Bingo! And you wrote it so clearly, D.

It appears that Foucault's semantics, and by default, those of our Post Modernists, hinge on their overlord-like definition of "society." To them society is totalitarian - and that suits them fine. Cue Orwell's quote above.

This is anathema to the American concept of individual self-determination as well as to our entire "Bill of Rights." In effect, America ranks its Constitution over our republic's myriad societies, which must rankle Foucault's acolytes no end.

So, I view the PoMo strand as a foreign movement attacking our Constitution, just like any other pathogen which might infect a body from without. And, just as Hepatitis targets the liver's function (or constitution), this one deliberately targets gun-owners, religious people and capitalist entrepreneurs.

This ordering of a plurality of societies all coexisting under one Constitution is the defining feature of our nation, and it is this hierarchy that the PoMo movement seems designed to invert.


Postmodernism is nothing but an intellectual fig-leaf for the old Marxist project. Human nature, society, good and evil, and truth itself must be infinitely malleable for their social-engineering schemes to work. Therefore the very concept of objective truth must be destroyed. Which M. Foucault is only too happy to oblige with.


Absolute truths do exist. I find it amazing that there are some misguided souls who actually believe there is no such thing as good or evil. This twisted logic leads to a myriad of bad decisions in life, some discovered sooner, some later.
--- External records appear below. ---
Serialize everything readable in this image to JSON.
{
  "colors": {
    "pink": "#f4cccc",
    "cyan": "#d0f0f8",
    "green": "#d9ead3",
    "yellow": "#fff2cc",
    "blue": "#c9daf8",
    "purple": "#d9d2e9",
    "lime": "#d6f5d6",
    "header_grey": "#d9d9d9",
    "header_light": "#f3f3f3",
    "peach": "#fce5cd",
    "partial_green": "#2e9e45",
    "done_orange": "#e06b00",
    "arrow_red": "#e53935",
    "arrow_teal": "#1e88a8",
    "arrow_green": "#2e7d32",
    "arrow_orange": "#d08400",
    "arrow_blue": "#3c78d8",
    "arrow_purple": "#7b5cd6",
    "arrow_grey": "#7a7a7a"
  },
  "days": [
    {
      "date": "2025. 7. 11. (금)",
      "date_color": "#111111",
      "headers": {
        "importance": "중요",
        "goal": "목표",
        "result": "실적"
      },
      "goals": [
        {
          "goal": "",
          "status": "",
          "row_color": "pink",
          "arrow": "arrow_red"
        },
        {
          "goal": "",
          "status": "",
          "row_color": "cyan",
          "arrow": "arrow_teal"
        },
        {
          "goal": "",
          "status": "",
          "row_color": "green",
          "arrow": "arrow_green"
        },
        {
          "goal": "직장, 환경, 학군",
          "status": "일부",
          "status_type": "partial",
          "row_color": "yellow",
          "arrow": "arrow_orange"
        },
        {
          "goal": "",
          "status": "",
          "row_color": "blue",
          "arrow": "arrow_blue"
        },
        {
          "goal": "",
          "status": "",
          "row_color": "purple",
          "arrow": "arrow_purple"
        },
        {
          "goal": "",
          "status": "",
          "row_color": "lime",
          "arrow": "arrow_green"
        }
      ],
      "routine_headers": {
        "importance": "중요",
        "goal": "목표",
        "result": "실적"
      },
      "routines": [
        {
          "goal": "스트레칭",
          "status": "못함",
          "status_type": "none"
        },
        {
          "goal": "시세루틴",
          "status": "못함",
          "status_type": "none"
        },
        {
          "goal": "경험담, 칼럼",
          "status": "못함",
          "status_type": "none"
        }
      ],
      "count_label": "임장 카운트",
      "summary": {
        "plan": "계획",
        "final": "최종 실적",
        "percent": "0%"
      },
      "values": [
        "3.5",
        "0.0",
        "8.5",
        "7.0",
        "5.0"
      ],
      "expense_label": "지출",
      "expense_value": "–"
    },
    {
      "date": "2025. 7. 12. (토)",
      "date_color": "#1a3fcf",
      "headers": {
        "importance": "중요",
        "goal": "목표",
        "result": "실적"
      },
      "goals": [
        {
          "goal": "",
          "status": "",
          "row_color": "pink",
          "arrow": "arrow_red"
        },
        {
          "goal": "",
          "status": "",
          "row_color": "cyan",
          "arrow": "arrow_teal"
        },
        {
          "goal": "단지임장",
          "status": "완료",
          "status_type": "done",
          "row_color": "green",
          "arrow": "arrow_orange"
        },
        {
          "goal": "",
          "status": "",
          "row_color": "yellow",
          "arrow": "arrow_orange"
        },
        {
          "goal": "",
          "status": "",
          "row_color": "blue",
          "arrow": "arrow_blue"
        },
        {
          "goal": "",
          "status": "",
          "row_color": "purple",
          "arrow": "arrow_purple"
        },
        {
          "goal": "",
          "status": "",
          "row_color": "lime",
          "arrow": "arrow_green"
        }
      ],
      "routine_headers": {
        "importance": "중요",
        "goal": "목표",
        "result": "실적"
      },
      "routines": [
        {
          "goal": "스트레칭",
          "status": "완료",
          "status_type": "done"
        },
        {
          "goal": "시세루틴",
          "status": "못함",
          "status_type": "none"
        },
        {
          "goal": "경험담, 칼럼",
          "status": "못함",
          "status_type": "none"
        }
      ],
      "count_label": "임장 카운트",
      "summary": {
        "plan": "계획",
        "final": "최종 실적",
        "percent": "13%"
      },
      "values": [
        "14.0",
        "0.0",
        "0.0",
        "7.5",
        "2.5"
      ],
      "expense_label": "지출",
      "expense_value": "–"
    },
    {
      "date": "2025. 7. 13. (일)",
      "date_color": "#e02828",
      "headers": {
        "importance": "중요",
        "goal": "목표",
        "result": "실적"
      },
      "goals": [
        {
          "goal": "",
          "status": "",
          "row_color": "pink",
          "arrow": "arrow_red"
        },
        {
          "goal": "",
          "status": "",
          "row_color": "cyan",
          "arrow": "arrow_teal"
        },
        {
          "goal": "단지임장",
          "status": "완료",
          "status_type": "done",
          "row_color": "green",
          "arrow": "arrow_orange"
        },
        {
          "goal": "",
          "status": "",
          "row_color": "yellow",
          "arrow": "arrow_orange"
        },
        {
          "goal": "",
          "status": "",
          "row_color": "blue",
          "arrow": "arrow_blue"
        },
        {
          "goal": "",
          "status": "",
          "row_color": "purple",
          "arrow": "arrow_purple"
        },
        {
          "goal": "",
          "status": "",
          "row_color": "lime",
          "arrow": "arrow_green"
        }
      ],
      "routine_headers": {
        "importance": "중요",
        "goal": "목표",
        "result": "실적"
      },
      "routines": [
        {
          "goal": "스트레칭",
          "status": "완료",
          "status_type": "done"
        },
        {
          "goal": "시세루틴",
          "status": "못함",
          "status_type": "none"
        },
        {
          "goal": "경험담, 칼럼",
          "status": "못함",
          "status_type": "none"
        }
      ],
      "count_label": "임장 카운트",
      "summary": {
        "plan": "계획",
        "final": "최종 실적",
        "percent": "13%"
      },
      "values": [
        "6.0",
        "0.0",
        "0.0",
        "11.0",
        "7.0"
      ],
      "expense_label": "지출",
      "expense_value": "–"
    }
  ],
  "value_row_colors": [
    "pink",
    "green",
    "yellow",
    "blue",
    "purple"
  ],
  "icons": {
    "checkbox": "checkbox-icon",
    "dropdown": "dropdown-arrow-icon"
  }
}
While unfamiliar with the writings of Foucault, from what I've read here, he seems to be a metaphysical "useful idiot".


George Orwell convincingly argued that "subjective truth" is an indispensible instrument of tyrany. And Stalin and Mao provided the empirical evidence.

Although Mao did have one good point. Sometimes our intellectual leaders aren't worth very much.


Speaking of “useful idiots,” there’s always Professor Gayatri Spivak, another tenured “literary critic and theorist” and self-described “Marxist-feminist-deconstructionist,” whose clotted prose tends to obscure her tendentious assumptions. When Spivak expresses herself a little more clearly - usually after external, hostile prompting - her moral contortions start to become apparent. Speaking at Leeds University in 2002, Spivak offered the following “analysis” of suicide bombing:

“Suicide bombing--and the planes of 9/11 were living bombs--is a purposive self-annihilation, a confrontation between oneself and oneself, the extreme end of autoeroticism, killing oneself as other, in the process killing others... Suicidal resistance is a message inscribed on the body when no other means will get through. It is both execution and mourning... you die with me for the same cause, no matter which side you are on. Because no matter who you are there are no designated killees [sic] in suicide bombing... It is a response... to the state terrorism practiced outside of its own ambit by the United States and in the Palestinian case additionally to an absolute failure of hospitality.”



Note how the distinction between suicide and murder is rendered indistinct; there are, apparently, “no designated killees”. Just as Foucault claimed that there was nothing to distinguish Truman’s America from Stalin’s Russia (– just think about that for a minute -), Spivak accuses America of terrorism, while bending over backwards to romanticise and excuse definitive terrorism. Her language is florid, but the meaning is disgusting.